The bio text notes Suarez played regularly for the Havana Cubans of Florida's International League (a Cuba-Florida crossover) and this Havana club served as a low-level affiliate for the Washington Senators for several years.

Baseball Reference has a starter profile for those new to Cuba's league history, though its easiest demarcation is pre- and post-1961, the year Fidel Castro banned pro sports nationwide. This socialist shift also put an end to the scouting connection between MLB teams and Cuban winter league rosters, though some players took the risk of defecting to America when they felt baseball success was within their grasp.

Tango's APBPA card for the 1949-50 season reflected his move to America's Southwestern minor leagues and he appeared on their pro rosters through 1953, though he never made the bigs (minor league stats).

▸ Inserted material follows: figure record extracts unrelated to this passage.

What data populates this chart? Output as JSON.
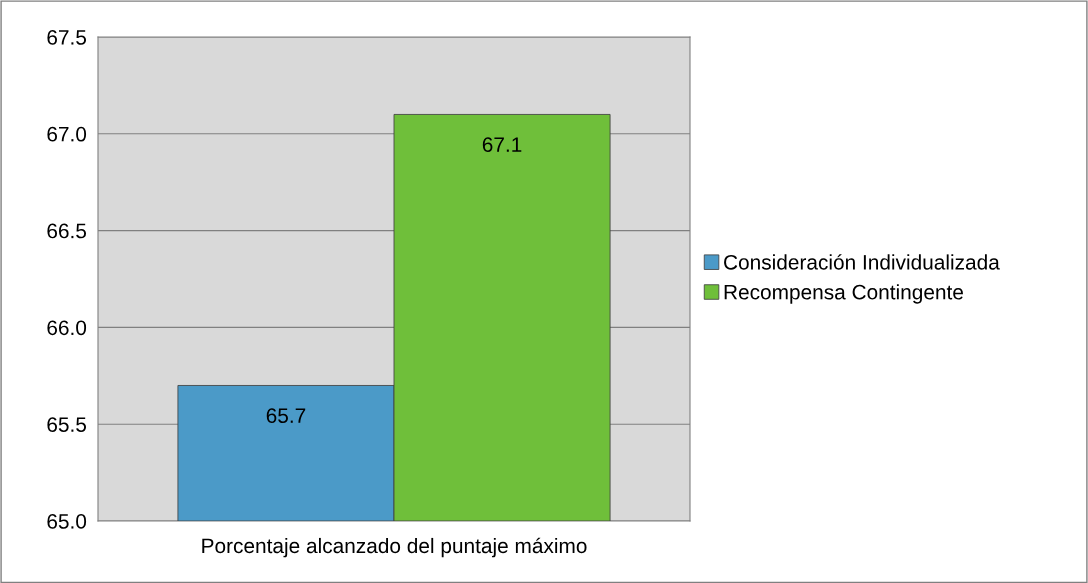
{
  "chart_data": {
    "type": "bar",
    "categories": [
      "Porcentaje alcanzado del puntaje máximo"
    ],
    "series": [
      {
        "name": "Consideración Individualizada",
        "color": "#4b9ac8",
        "values": [
          65.7
        ]
      },
      {
        "name": "Recompensa Contingente",
        "color": "#6fbf3a",
        "values": [
          67.1
        ]
      }
    ],
    "ylim": [
      65.0,
      67.5
    ],
    "yticks": [
      {
        "value": 65.0,
        "label": "65.0"
      },
      {
        "value": 65.5,
        "label": "65.5"
      },
      {
        "value": 66.0,
        "label": "66.0"
      },
      {
        "value": 66.5,
        "label": "66.5"
      },
      {
        "value": 67.0,
        "label": "67.0"
      },
      {
        "value": 67.5,
        "label": "67.5"
      }
    ],
    "grid": "y",
    "legend": "right",
    "data_labels": true
  }
}
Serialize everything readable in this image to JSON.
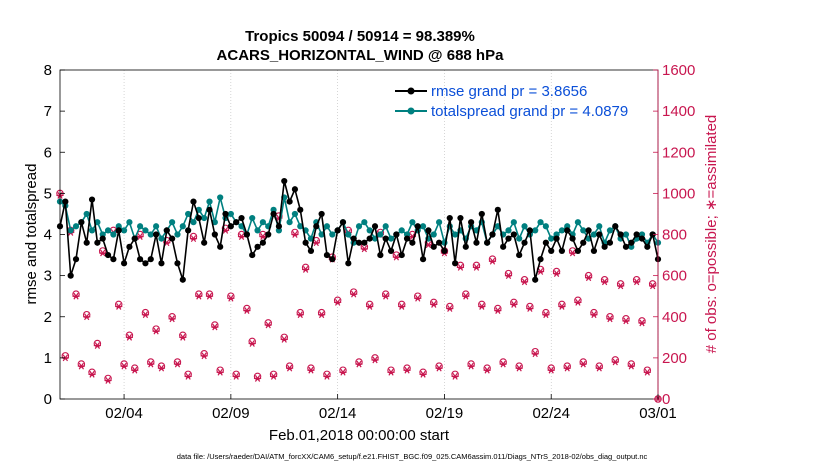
{
  "chart_data": {
    "type": "line",
    "title": "Tropics 50094 / 50914 = 98.389%",
    "subtitle": "ACARS_HORIZONTAL_WIND @ 688 hPa",
    "xlabel": "Feb.01,2018 00:00:00 start",
    "ylabel": "rmse and totalspread",
    "ylabel_right": "# of obs: o=possible; ∗=assimilated",
    "footer": "data file: /Users/raeder/DAI/ATM_forcXX/CAM6_setup/f.e21.FHIST_BGC.f09_025.CAM6assim.011/Diags_NTrS_2018-02/obs_diag_output.nc",
    "xlim": [
      1.0,
      29.0
    ],
    "ylim": [
      0,
      8
    ],
    "ylim_right": [
      0,
      1600
    ],
    "x_ticks": [
      {
        "value": 4,
        "label": "02/04"
      },
      {
        "value": 9,
        "label": "02/09"
      },
      {
        "value": 14,
        "label": "02/14"
      },
      {
        "value": 19,
        "label": "02/19"
      },
      {
        "value": 24,
        "label": "02/24"
      },
      {
        "value": 29,
        "label": "03/01"
      }
    ],
    "y_ticks": [
      "0",
      "1",
      "2",
      "3",
      "4",
      "5",
      "6",
      "7",
      "8"
    ],
    "y_ticks_right": [
      "0",
      "200",
      "400",
      "600",
      "800",
      "1000",
      "1200",
      "1400",
      "1600"
    ],
    "legend": [
      {
        "name": "rmse grand pr = 3.8656",
        "color": "#000000"
      },
      {
        "name": "totalspread grand pr = 4.0879",
        "color": "#008080"
      }
    ],
    "x_start": 1.0,
    "x_step": 0.25,
    "series": [
      {
        "name": "rmse",
        "color": "#000000",
        "axis": "left",
        "values": [
          4.2,
          4.8,
          3.0,
          3.4,
          4.3,
          3.8,
          4.85,
          3.8,
          3.9,
          3.5,
          3.4,
          4.1,
          3.3,
          3.7,
          3.9,
          3.4,
          3.3,
          3.4,
          4.0,
          3.3,
          4.1,
          3.9,
          3.3,
          2.9,
          4.1,
          4.8,
          4.4,
          3.8,
          4.6,
          4.0,
          3.7,
          4.5,
          4.2,
          4.3,
          4.4,
          4.0,
          3.5,
          3.7,
          3.8,
          4.0,
          4.5,
          4.2,
          5.3,
          4.8,
          5.1,
          4.6,
          3.8,
          3.6,
          4.2,
          4.5,
          3.5,
          3.4,
          4.1,
          4.3,
          3.3,
          3.9,
          3.8,
          3.8,
          3.9,
          4.2,
          3.5,
          3.9,
          3.6,
          4.0,
          3.5,
          3.9,
          3.8,
          4.2,
          3.4,
          4.1,
          3.7,
          3.8,
          3.6,
          4.4,
          3.3,
          4.4,
          3.7,
          4.3,
          3.8,
          4.5,
          3.8,
          4.0,
          4.6,
          3.7,
          3.9,
          4.0,
          3.5,
          3.8,
          4.1,
          2.9,
          3.4,
          3.8,
          3.6,
          3.9,
          3.6,
          4.1,
          3.9,
          3.6,
          3.8,
          4.1,
          3.6,
          4.0,
          3.7,
          3.8,
          4.2,
          4.0,
          3.7,
          3.8,
          4.0,
          3.9,
          3.7,
          4.0,
          3.4
        ]
      },
      {
        "name": "totalspread",
        "color": "#008080",
        "axis": "left",
        "values": [
          4.8,
          4.7,
          4.1,
          4.2,
          4.3,
          4.5,
          4.1,
          4.3,
          4.0,
          4.1,
          4.0,
          4.2,
          4.1,
          4.3,
          3.9,
          4.2,
          4.1,
          4.0,
          4.2,
          3.9,
          4.1,
          4.3,
          4.0,
          4.2,
          4.5,
          4.3,
          4.6,
          4.4,
          4.8,
          4.3,
          4.9,
          4.4,
          4.5,
          4.3,
          4.2,
          4.0,
          4.4,
          4.1,
          4.3,
          4.2,
          4.6,
          4.1,
          4.9,
          4.3,
          4.5,
          4.2,
          4.1,
          3.9,
          4.3,
          4.0,
          4.2,
          4.0,
          4.1,
          4.3,
          4.0,
          3.8,
          4.2,
          4.3,
          4.1,
          3.9,
          4.0,
          4.2,
          3.9,
          4.0,
          4.1,
          4.0,
          4.3,
          4.1,
          4.2,
          3.9,
          4.0,
          4.3,
          3.8,
          4.2,
          4.0,
          4.1,
          3.9,
          4.2,
          4.1,
          4.3,
          3.8,
          4.0,
          4.2,
          4.0,
          4.1,
          4.3,
          3.9,
          4.2,
          4.0,
          4.1,
          4.3,
          4.2,
          3.9,
          4.0,
          4.1,
          4.2,
          4.0,
          4.3,
          4.1,
          3.9,
          4.0,
          4.2,
          3.8,
          4.1,
          4.2,
          3.9,
          4.0,
          3.7,
          3.9,
          4.0,
          3.8,
          4.0,
          3.8
        ]
      },
      {
        "name": "possible",
        "color": "#c8164f",
        "axis": "right",
        "marker": "o",
        "values": [
          1000,
          210,
          820,
          510,
          170,
          410,
          130,
          270,
          720,
          100,
          820,
          460,
          170,
          310,
          150,
          800,
          420,
          180,
          340,
          160,
          770,
          400,
          180,
          310,
          120,
          790,
          510,
          220,
          510,
          360,
          140,
          830,
          500,
          120,
          800,
          440,
          280,
          110,
          800,
          370,
          120,
          890,
          300,
          160,
          810,
          420,
          640,
          150,
          770,
          420,
          120,
          690,
          480,
          140,
          820,
          520,
          180,
          740,
          460,
          200,
          810,
          510,
          140,
          700,
          460,
          150,
          800,
          500,
          130,
          760,
          470,
          160,
          720,
          450,
          120,
          650,
          510,
          170,
          650,
          460,
          150,
          680,
          440,
          180,
          610,
          470,
          160,
          580,
          450,
          230,
          630,
          420,
          150,
          620,
          460,
          160,
          720,
          480,
          180,
          600,
          420,
          160,
          580,
          400,
          190,
          560,
          390,
          170,
          580,
          380,
          140,
          560,
          0
        ]
      },
      {
        "name": "assimilated",
        "color": "#c8164f",
        "axis": "right",
        "marker": "*",
        "values": [
          990,
          200,
          810,
          500,
          160,
          400,
          120,
          260,
          710,
          90,
          810,
          450,
          160,
          300,
          140,
          790,
          410,
          170,
          330,
          150,
          760,
          390,
          170,
          300,
          110,
          780,
          500,
          210,
          500,
          350,
          130,
          820,
          490,
          110,
          790,
          430,
          270,
          100,
          790,
          360,
          110,
          880,
          290,
          150,
          800,
          410,
          630,
          140,
          760,
          410,
          110,
          680,
          470,
          130,
          810,
          510,
          170,
          730,
          450,
          190,
          800,
          500,
          130,
          690,
          450,
          140,
          790,
          490,
          120,
          750,
          460,
          150,
          710,
          440,
          110,
          640,
          500,
          160,
          640,
          450,
          140,
          670,
          430,
          170,
          600,
          460,
          150,
          570,
          440,
          220,
          620,
          410,
          140,
          610,
          450,
          150,
          710,
          470,
          170,
          590,
          410,
          150,
          570,
          390,
          180,
          550,
          380,
          160,
          570,
          370,
          130,
          550,
          0
        ]
      }
    ]
  }
}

This isn't a union card, as the APBPA's a fraternal assistance organization for current and former players; find the summary of their mission at

Why is this type card a White Whale? In short, rarity. Very few El Indio cards survived to reach modern collectors hands. As of writing, PSA's report lists just six total, with half-a-dozen players graded once each. Old Cardboard's set profile says a collector album exists, but I've never seen a scan for it. As with many vintage winter league sets, completing something from this era's almost impossible, no matter how much money you can throw at it.

Value: Low grade El Indio singles have auctioned for $40-50 at, with much higher prices expected for Hall of Famers or Negro League stars. Many of the Negro Leagues' best played in Cuba and other winter leagues, which sported integrated teams well in advance of an American equivalent.

Fakes / reprints: It'd be hard for fakes or reprints to surprise advanced collectors, so I doubt you'd see something so rare faked for the marketplace.